A xanthan gum domestic producer said in an April 8 complaint that an antidumping duty petitioner hadn’t proved it was actually an “interested party,” but that the Commerce Department had let it participate in an administrative review anyway (CP Kelco U.S., Inc. v. U.S., CIT # 24-00059).

Kelco, a domestic producer of xanthan gum and review participant, said that petitioner SAM HPRP Chemicals had lacked standing when it petitioned for the ninth administrative review of the antidumping duty order on xanthan gum from China. SAM called itself both a purchaser and wholesaler of domestic like product, but it hasn’t shown enough evidence of the latter claim, Kelco argued.

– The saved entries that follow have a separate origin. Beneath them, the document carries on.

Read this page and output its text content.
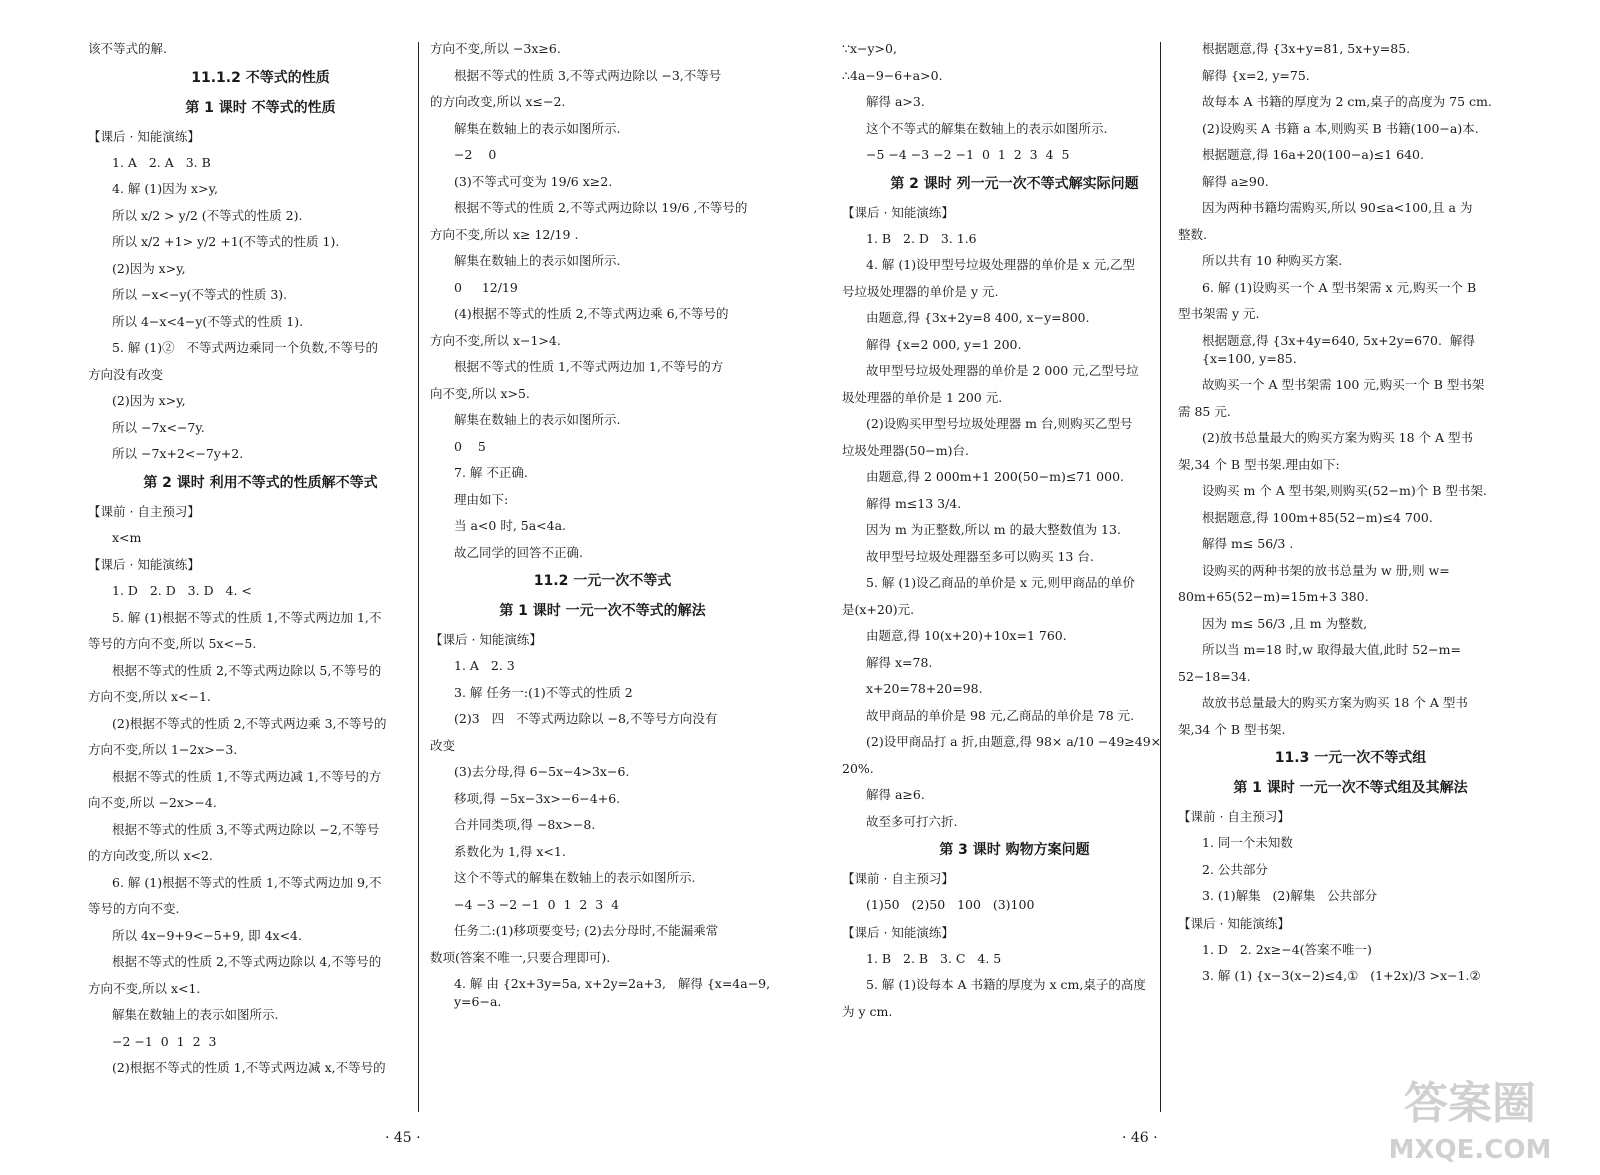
该不等式的解.
11.1.2 不等式的性质
第 1 课时 不等式的性质
【课后 · 知能演练】
1. A   2. A   3. B
4. 解 (1)因为 x>y,
所以 x/2 > y/2 (不等式的性质 2).
所以 x/2 +1> y/2 +1(不等式的性质 1).
(2)因为 x>y,
所以 −x<−y(不等式的性质 3).
所以 4−x<4−y(不等式的性质 1).
5. 解 (1)②   不等式两边乘同一个负数,不等号的
方向没有改变
(2)因为 x>y,
所以 −7x<−7y.
所以 −7x+2<−7y+2.
第 2 课时 利用不等式的性质解不等式
【课前 · 自主预习】
x<m
【课后 · 知能演练】
1. D   2. D   3. D   4. <
5. 解 (1)根据不等式的性质 1,不等式两边加 1,不
等号的方向不变,所以 5x<−5.
根据不等式的性质 2,不等式两边除以 5,不等号的
方向不变,所以 x<−1.
(2)根据不等式的性质 2,不等式两边乘 3,不等号的
方向不变,所以 1−2x>−3.
根据不等式的性质 1,不等式两边减 1,不等号的方
向不变,所以 −2x>−4.
根据不等式的性质 3,不等式两边除以 −2,不等号
的方向改变,所以 x<2.
6. 解 (1)根据不等式的性质 1,不等式两边加 9,不
等号的方向不变.
所以 4x−9+9<−5+9, 即 4x<4.
根据不等式的性质 2,不等式两边除以 4,不等号的
方向不变,所以 x<1.
解集在数轴上的表示如图所示.
−2 −1  0  1  2  3
(2)根据不等式的性质 1,不等式两边减 x,不等号的
方向不变,所以 −3x≥6.
根据不等式的性质 3,不等式两边除以 −3,不等号
的方向改变,所以 x≤−2.
解集在数轴上的表示如图所示.
−2    0
(3)不等式可变为 19/6 x≥2.
根据不等式的性质 2,不等式两边除以 19/6 ,不等号的
方向不变,所以 x≥ 12/19 .
解集在数轴上的表示如图所示.
0     12/19
(4)根据不等式的性质 2,不等式两边乘 6,不等号的
方向不变,所以 x−1>4.
根据不等式的性质 1,不等式两边加 1,不等号的方
向不变,所以 x>5.
解集在数轴上的表示如图所示.
0    5
7. 解 不正确.
理由如下:
当 a<0 时, 5a<4a.
故乙同学的回答不正确.
11.2 一元一次不等式
第 1 课时 一元一次不等式的解法
【课后 · 知能演练】
1. A   2. 3
3. 解 任务一:(1)不等式的性质 2
(2)3   四   不等式两边除以 −8,不等号方向没有
改变
(3)去分母,得 6−5x−4>3x−6.
移项,得 −5x−3x>−6−4+6.
合并同类项,得 −8x>−8.
系数化为 1,得 x<1.
这个不等式的解集在数轴上的表示如图所示.
−4 −3 −2 −1  0  1  2  3  4
任务二:(1)移项要变号; (2)去分母时,不能漏乘常
数项(答案不唯一,只要合理即可).
4. 解 由 {2x+3y=5a, x+2y=2a+3,   解得 {x=4a−9, y=6−a.
∵x−y>0,
∴4a−9−6+a>0.
解得 a>3.
这个不等式的解集在数轴上的表示如图所示.
−5 −4 −3 −2 −1  0  1  2  3  4  5
第 2 课时 列一元一次不等式解实际问题
【课后 · 知能演练】
1. B   2. D   3. 1.6
4. 解 (1)设甲型号垃圾处理器的单价是 x 元,乙型
号垃圾处理器的单价是 y 元.
由题意,得 {3x+2y=8 400, x−y=800.
解得 {x=2 000, y=1 200.
故甲型号垃圾处理器的单价是 2 000 元,乙型号垃
圾处理器的单价是 1 200 元.
(2)设购买甲型号垃圾处理器 m 台,则购买乙型号
垃圾处理器(50−m)台.
由题意,得 2 000m+1 200(50−m)≤71 000.
解得 m≤13 3/4.
因为 m 为正整数,所以 m 的最大整数值为 13.
故甲型号垃圾处理器至多可以购买 13 台.
5. 解 (1)设乙商品的单价是 x 元,则甲商品的单价
是(x+20)元.
由题意,得 10(x+20)+10x=1 760.
解得 x=78.
x+20=78+20=98.
故甲商品的单价是 98 元,乙商品的单价是 78 元.
(2)设甲商品打 a 折,由题意,得 98× a/10 −49≥49×
20%.
解得 a≥6.
故至多可打六折.
第 3 课时 购物方案问题
【课前 · 自主预习】
(1)50   (2)50   100   (3)100
【课后 · 知能演练】
1. B   2. B   3. C   4. 5
5. 解 (1)设每本 A 书籍的厚度为 x cm,桌子的高度
为 y cm.
根据题意,得 {3x+y=81, 5x+y=85.
解得 {x=2, y=75.
故每本 A 书籍的厚度为 2 cm,桌子的高度为 75 cm.
(2)设购买 A 书籍 a 本,则购买 B 书籍(100−a)本.
根据题意,得 16a+20(100−a)≤1 640.
解得 a≥90.
因为两种书籍均需购买,所以 90≤a<100,且 a 为
整数.
所以共有 10 种购买方案.
6. 解 (1)设购买一个 A 型书架需 x 元,购买一个 B
型书架需 y 元.
根据题意,得 {3x+4y=640, 5x+2y=670.  解得 {x=100, y=85.
故购买一个 A 型书架需 100 元,购买一个 B 型书架
需 85 元.
(2)放书总量最大的购买方案为购买 18 个 A 型书
架,34 个 B 型书架.理由如下:
设购买 m 个 A 型书架,则购买(52−m)个 B 型书架.
根据题意,得 100m+85(52−m)≤4 700.
解得 m≤ 56/3 .
设购买的两种书架的放书总量为 w 册,则 w=
80m+65(52−m)=15m+3 380.
因为 m≤ 56/3 ,且 m 为整数,
所以当 m=18 时,w 取得最大值,此时 52−m=
52−18=34.
故放书总量最大的购买方案为购买 18 个 A 型书
架,34 个 B 型书架.
11.3 一元一次不等式组
第 1 课时 一元一次不等式组及其解法
【课前 · 自主预习】
1. 同一个未知数
2. 公共部分
3. (1)解集   (2)解集   公共部分
【课后 · 知能演练】
1. D   2. 2x≥−4(答案不唯一)
3. 解 (1) {x−3(x−2)≤4,①   (1+2x)/3 >x−1.②
· 45 ·	· 46 ·
答案圈
MXQE.COM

At Kelco’s urging, the Commerce Department did issue SAM a “truncated” questionnaire during the review. But, throughout the proceeding, SAM’s multiple responses yielded “limited information” about its purchases and sales, Kelco said.

Commerce then called SAM a “purchaser of domestically-produced xanthan gum” in its final results, saying it had made at least one domestic gum purchase during the review period. That was enough for SAM to have standing, the department said.

But Commerce failed to complete an interested party analysis for SAM, Kelco said. The department also adopted an “arbitrary” definition of the term “wholesaler,” wrongly saying that “wholesaler” is not defined by statute or in the regulation, it claimed.

For a party to be deemed a wholesaler, it should have “actually made a sale during the period of review,” Kelco said. Substantial evidence showed SAM hadn’t, it said. It said statute makes clear that wholesalers only have standing to participate in a review if they are wholesalers of domestic like product.

Commerce was wrong that “domestic like products” need not be domestically produced, as the department said in its result, Kelco said.